Bazı filmler “neden çekildi?” sorusunu sordurtur. Smile 2 işte tam olarak o film. İlk Smile, şüphesiz başarılıydı: tüyleri diken diken eden atmosfer, psikolojik derinlik ve ürkütücü bir konsept. Peki bu film ne yapıyor? Bu mirası yerlere seriyor. Açık konuşalım: Smile 2, korku sinemasına yapılmış kötü bir şaka gibi.
Korku filmi izlerken gerilmek istersiniz, değil mi? Ama Smile 2 izlerken tek hissettiğiniz şey sabır taşmanızın çatırdaması. Filmin tek silahı, ucuz jump scare’ler. Yani, aniden patlayan sesler ve bir anda beliren suratlarla sizi yerinizden hoplatmaya çalışıyor. Bu numaralar artık eskiyip bayatlamadı mı? Bir de bunu dakikada üç kez yapıyorlar. Dansçıların topluca başkarakteri korkuttuğu sahnede kahkaha attım! Koreografi tutkuları takdire şayan. Üzgünüm, ama korkutucu olmakla sinir bozucu olmak arasında ince bir çizgi var ve bu film o çizgiyi hoplaya zıplaya geçmiş.
Bir lanet düşünün: insanları peş peşe öldüren, çaresizce hayatlarına son vermelerine neden olan bir döngü. Bu, Smile serisinin temelinde yatan fikir. Ancak Smile 2, bu konsepti öyle bir noktaya taşıyor ki, artık “lanet” kelimesi sadece ekrandaki karakterler için değil, izleyiciler için de geçerli hale geliyor. Çünkü bu filmi izlemek, başlı başına bir işkence.
İlk Smile’ın hikayesi basitti ama etkiliydi. Travma ve lanet temalarını psikolojik bir derinlikle işliyordu. Smile 2 ise aynı şeyi yeniden ısıtıp önümüze koymuş, ama bu sefer baharatı unutmuşlar. Hikaye öyle düz ve tahmin edilebilir ki, filmin yarısında bitiş sahnesini kafanızda yazmış oluyorsunuz. Senaristler muhtemelen “Eee, ilk filmdeki her şeyi tekrarlarsak yine tutar” diye düşünmüş. Hayır, tutmaz. Sizi sıkıcı bir korku döngüsünde tutsak etmekten başka bir işe yaramıyor.
Bir korku filminde karakterlere bağlanmak önemlidir, güvenli alanınıza kurulur ama onların korkularını paylaşmak istersiniz. Burada bağlanabileceğiniz bir karakter yok.

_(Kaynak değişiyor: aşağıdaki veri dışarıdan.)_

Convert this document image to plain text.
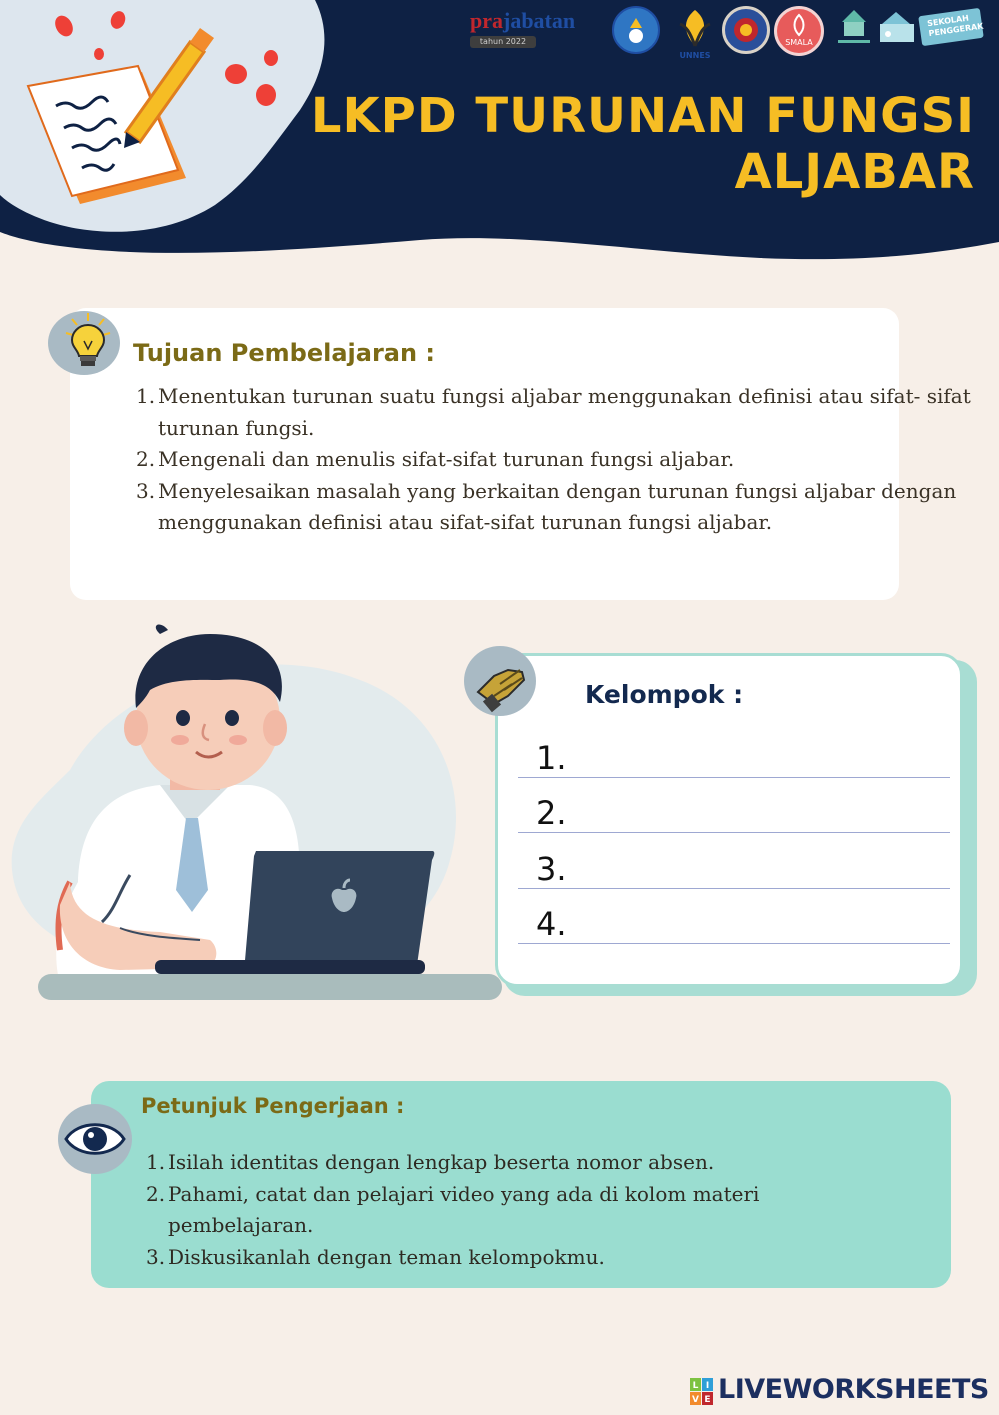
prajabatan
tahun 2022
UNNES
SMALA
SEKOLAH PENGGERAK
LKPD TURUNAN FUNGSI ALJABAR
Tujuan Pembelajaran :
1. Menentukan turunan suatu fungsi aljabar menggunakan definisi atau sifat- sifat turunan fungsi.
2. Mengenali dan menulis sifat-sifat turunan fungsi aljabar.
3. Menyelesaikan masalah yang berkaitan dengan turunan fungsi aljabar dengan menggunakan definisi atau sifat-sifat turunan fungsi aljabar.
Kelompok :
1.
2.
3.
4.
Petunjuk Pengerjaan :
1. Isilah identitas dengan lengkap beserta nomor absen.
2. Pahami, catat dan pelajari video yang ada di kolom materi pembelajaran.
3. Diskusikanlah dengan teman kelompokmu.
L I
V E LIVEWORKSHEETS
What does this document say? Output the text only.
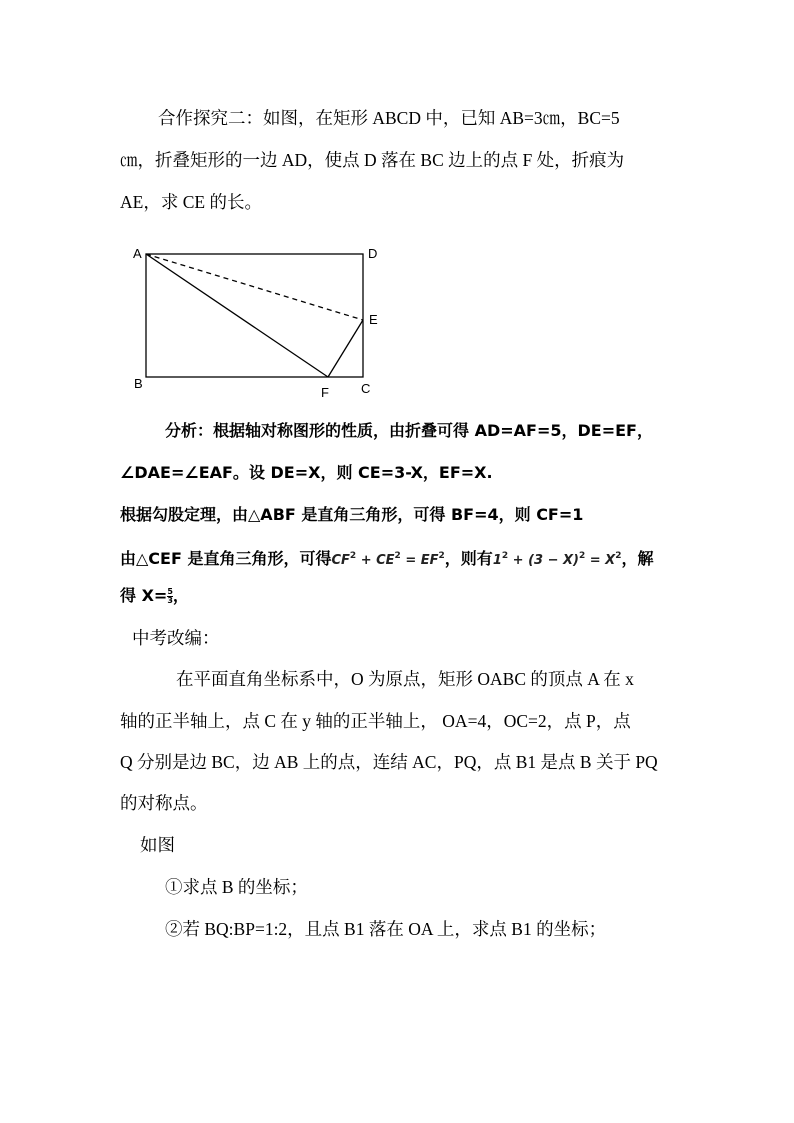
合作探究二：如图，在矩形 ABCD 中，已知 AB=3㎝，BC=5
㎝，折叠矩形的一边 AD，使点 D 落在 BC 边上的点 F 处，折痕为
AE，求 CE 的长。
A	D
E
B
F C
分析：根据轴对称图形的性质，由折叠可得 AD=AF=5，DE=EF，
∠DAE=∠EAF。设 DE=X，则 CE=3-X，EF=X.
根据勾股定理，由△ABF 是直角三角形，可得 BF=4，则 CF=1
由△CEF 是直角三角形，可得$CF^2 + CE^2 = EF^2$，则有$1^2 + (3 - X)^2 = X^2$，解
得 $X= \frac{5}{3}$ ，
中考改编：
在平面直角坐标系中，O 为原点，矩形 OABC 的顶点 A 在 x
轴的正半轴上，点 C 在 y 轴的正半轴上， OA=4，OC=2，点 P，点
Q 分别是边 BC，边 AB 上的点，连结 AC，PQ，点 B1 是点 B 关于 PQ
的对称点。
如图
①求点 B 的坐标；
②若 BQ:BP=1:2，且点 B1 落在 OA 上，求点 B1 的坐标；
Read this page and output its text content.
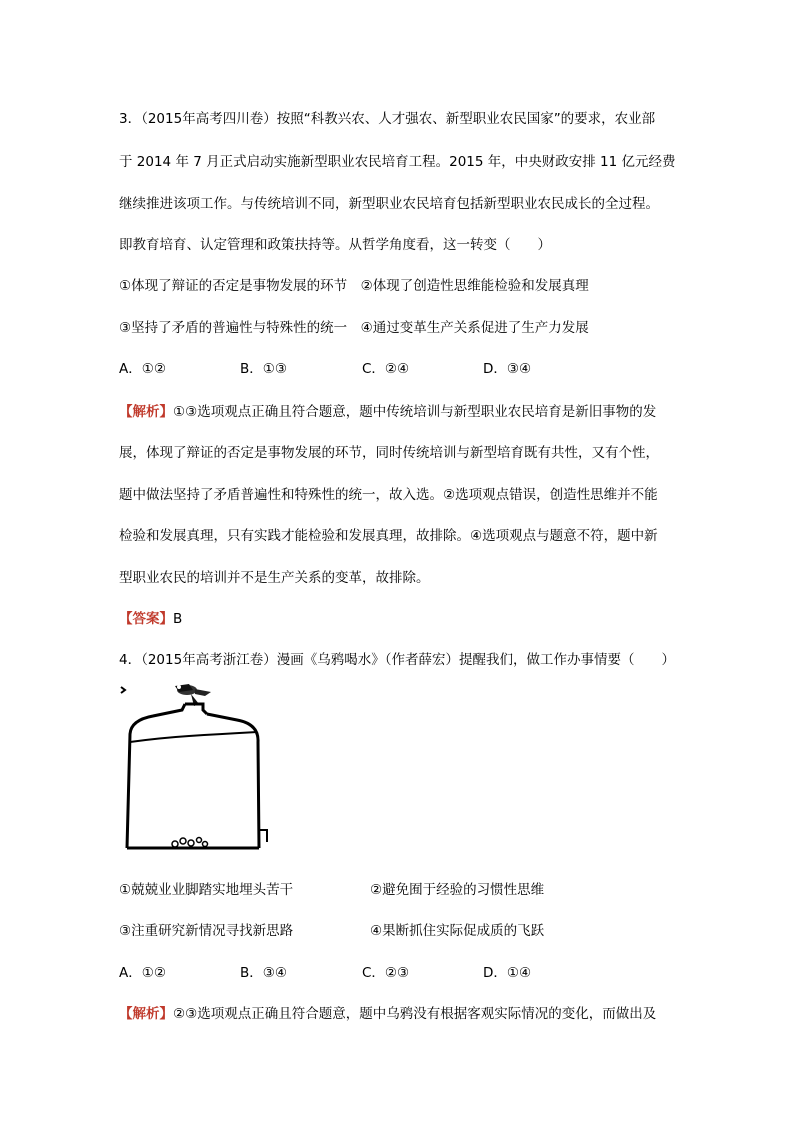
3．（2015年高考四川卷）按照“科教兴农、人才强农、新型职业农民国家”的要求，农业部
于 2014 年 7 月正式启动实施新型职业农民培育工程。2015 年，中央财政安排 11 亿元经费
继续推进该项工作。与传统培训不同，新型职业农民培育包括新型职业农民成长的全过程。
即教育培育、认定管理和政策扶持等。从哲学角度看，这一转变（　　）
①体现了辩证的否定是事物发展的环节　②体现了创造性思维能检验和发展真理
③坚持了矛盾的普遍性与特殊性的统一　④通过变革生产关系促进了生产力发展
A．①②	B．①③	C．②④	D．③④
【解析】①③选项观点正确且符合题意，题中传统培训与新型职业农民培育是新旧事物的发
展，体现了辩证的否定是事物发展的环节，同时传统培训与新型培育既有共性，又有个性，
题中做法坚持了矛盾普遍性和特殊性的统一，故入选。②选项观点错误，创造性思维并不能
检验和发展真理，只有实践才能检验和发展真理，故排除。④选项观点与题意不符，题中新
型职业农民的培训并不是生产关系的变革，故排除。
【答案】B
4．（2015年高考浙江卷）漫画《乌鸦喝水》（作者薛宏）提醒我们，做工作办事情要（　　）
①兢兢业业脚踏实地埋头苦干	②避免囿于经验的习惯性思维
③注重研究新情况寻找新思路	④果断抓住实际促成质的飞跃
A．①②	B．③④	C．②③	D．①④
【解析】②③选项观点正确且符合题意，题中乌鸦没有根据客观实际情况的变化，而做出及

Yeni başrol öyle silik ve yüzeysel ki, filmin sonunda adını hatırlasanız mucize. Birileri Popstar Skye Riley’i oynayan Naomi Scott’ı bunun hayatının rolü olacağına inandırmış, o da elinden geleni yapmış ama bu kadar üst notadan oynamak Kızılcık Şerbeti’nde de var! Yardımcı karakterler ise öylesine varlar; sanki stüdyonun “figüran kiralama bütçesi” de kısıtlıymış. İlk filmin Rose’u en azından bir derinlik ve aciliyet hissi sunuyordu. Bu filmde kimsenin başına ne geldiğiyle gerçekten ilgilenmiyorsunuz.
İlk filmde göz kamaştıran görsel estetik, yerini sıradan bir TV filmi havasına bırakmış. Karanlık çekimlerin amacı atmosfer yaratmaktı, ama burada hiçbir şey görememekle sonuçlanıyor. Kamera açıları, ışıklandırma ve ses tasarımı öylesine özensiz ki, bir noktada “Bunu gerçekten profesyoneller mi yaptı?” diye sormaktan kendinizi alamıyorsunuz.
Smile 2, sinemanın sanat olmaktan ziyade bir iş olduğu gerçeğini suratımıza çarpıyor. Bu filmde sanat aramayın. Derinlik mi? Yok. Mesaj mı? Güldürmeyin. Amaç? Sadece gişe yapıp hızlı para kazanmak. İlk filmin travma ve korkunun metaforik anlatımını alıp buruşturmuşlar ve yerine kuru gürültü koymuşlar.
Bir film izlersiniz ve bittiğinde “Hayatımdan iki saat çalındı” dersiniz ya, işte Smile 2 tam olarak o film. Sinemada en arka koltukta ara sıra telefonuma bakarak zor bitirdim. Açıkçası, bu filmi izleyerek kaybettiğiniz zamanı, duvara bakarak geçirseniz daha anlamlı olur. İlk filmi sevenlere naçizane bir tavsiye: İzlemeyin. İlk filmin hatırasını bu işkenceyle kirletmeyin.